TEMPO.CO, Jakarta - Amnesty International menemukan bukti militer Myanmar melakukan kejahatan perang dan pelanggaran HAM selama operasi militer di Rakhine.
Laporan terbaru berjudul "No one can protect us": War crimes and abuses in Myanmar’s Rakhine State, menunjukkan militer Myanmar, yang juga dikenal dengan Tatmadaw, membunuh dan melukai warga sipil dalam serangan sejak Januari 2019. Tatmadaw juga melakukan eksekusi di luar hukum, penangkapan tanpa proses peradilan, penyiksaan dan bahkan penghilangan paksa.
Menurut temuan yang dikutip langsung dari situs Amnesty International, amnesty.org, 30 Mei 2019, operasi militer di Rakhine masih berlangsung dan ada kemungkinan pelanggaran HAM akan bertambah.

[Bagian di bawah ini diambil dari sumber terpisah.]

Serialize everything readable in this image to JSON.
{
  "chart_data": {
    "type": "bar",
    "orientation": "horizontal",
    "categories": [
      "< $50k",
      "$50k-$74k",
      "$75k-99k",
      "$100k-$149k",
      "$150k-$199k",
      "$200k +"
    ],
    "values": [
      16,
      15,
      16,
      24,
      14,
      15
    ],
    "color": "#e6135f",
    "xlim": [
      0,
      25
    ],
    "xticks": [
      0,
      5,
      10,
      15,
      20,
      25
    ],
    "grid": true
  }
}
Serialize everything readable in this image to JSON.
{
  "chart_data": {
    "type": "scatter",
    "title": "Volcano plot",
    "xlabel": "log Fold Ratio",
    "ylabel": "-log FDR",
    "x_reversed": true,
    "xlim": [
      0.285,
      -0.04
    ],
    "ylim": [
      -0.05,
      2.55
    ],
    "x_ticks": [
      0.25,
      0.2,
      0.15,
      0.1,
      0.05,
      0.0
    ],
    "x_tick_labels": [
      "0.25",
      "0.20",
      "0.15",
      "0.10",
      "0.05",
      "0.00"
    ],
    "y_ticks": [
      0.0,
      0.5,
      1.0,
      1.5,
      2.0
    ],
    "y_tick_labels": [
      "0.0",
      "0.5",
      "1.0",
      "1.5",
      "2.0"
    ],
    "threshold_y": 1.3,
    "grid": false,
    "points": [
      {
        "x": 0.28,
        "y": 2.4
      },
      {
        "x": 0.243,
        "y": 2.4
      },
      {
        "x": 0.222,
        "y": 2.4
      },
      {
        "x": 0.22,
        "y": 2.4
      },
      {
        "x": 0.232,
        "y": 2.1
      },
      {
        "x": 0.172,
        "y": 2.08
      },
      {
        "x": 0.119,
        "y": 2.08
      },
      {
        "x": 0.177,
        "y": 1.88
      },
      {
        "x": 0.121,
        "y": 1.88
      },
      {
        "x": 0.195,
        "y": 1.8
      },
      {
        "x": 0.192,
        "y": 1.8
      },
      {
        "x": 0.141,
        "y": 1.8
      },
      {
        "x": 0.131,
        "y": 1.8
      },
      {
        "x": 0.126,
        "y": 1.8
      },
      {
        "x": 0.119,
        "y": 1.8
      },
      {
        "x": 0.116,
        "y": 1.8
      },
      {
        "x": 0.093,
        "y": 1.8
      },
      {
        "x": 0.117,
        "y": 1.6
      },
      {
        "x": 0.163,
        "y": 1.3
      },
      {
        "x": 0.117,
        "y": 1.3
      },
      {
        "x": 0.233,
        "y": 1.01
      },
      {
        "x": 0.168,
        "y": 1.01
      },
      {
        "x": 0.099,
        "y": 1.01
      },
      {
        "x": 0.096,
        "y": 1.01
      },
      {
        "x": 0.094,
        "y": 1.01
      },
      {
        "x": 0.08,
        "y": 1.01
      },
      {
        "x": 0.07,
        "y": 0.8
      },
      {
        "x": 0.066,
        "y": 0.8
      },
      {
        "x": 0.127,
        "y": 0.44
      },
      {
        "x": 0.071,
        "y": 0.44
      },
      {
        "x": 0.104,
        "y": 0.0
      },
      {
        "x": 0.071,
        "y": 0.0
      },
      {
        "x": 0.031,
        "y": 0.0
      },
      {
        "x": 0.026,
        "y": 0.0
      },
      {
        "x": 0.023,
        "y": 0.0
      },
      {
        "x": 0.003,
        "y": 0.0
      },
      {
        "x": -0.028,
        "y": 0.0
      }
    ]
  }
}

Baca juga: Pengadilan Myanmar Perintahkan Tangkap Biksu Penghasut, Wirathu
"Operasi baru di Negara Bagian Rakhine menunjukkan militer yang tidak menyesal, tidak mawas diri, dan tidak bertanggung jawab meneror warga sipil dan melakukan pelanggaran yang meluas sebagai taktik yang disengaja," kata Nicholas Bequelin, Direktur Regional Amnesty untuk Asia Timur dan Asia Tenggara.
Laporan ini meninjau operasi militer menyusul serangan ke pos polisi oleh Arakan Army, kelompok bersenjata Rakhine, pada 4 Januari 2019. Pemerintah kemudian melancarkan operasi militer untuk membalas Arakan Army.
Amnesty International melakukan 81 wawancara, termasuk 54 wawancara di lapangan di Negara Bagian Rakhine pada akhir Maret 2019 dan 27 wawancara jarak jauh dengan orang-orang yang tinggal di daerah yang terkena dampak konflik. Mereka termasuk warga etnis Rakhine, Mro, Rohingya, dan Khami, yang beragama Budha, Kristen, dan Islam.
Baca juga: Konflik Arakan Army Versus Militer Myanmar, 4.500 Warga Mengungsi
Amnesty itu juga meninjau foto, video, dan citra satelit, dan mewawancarai pejabat kemanusiaan, aktivis hak asasi manusia, dan pakar lainnya.
Arakan Army diperkirakan memiliki kekuatan tempur hingga 7.000 pasukan.
Arakan Army didirikan pada tahun 2009, dan mereka telah berjuang bersama organisasi bersenjata etnis lainnya di Myanmar utara dan dalam beberapa tahun terakhir terlibat pertempuran secara sporadis dengan militer di Rakhine dan Negara Bagian tetangganya, Chin. Pertempuran semakin intensif pada akhir 2018.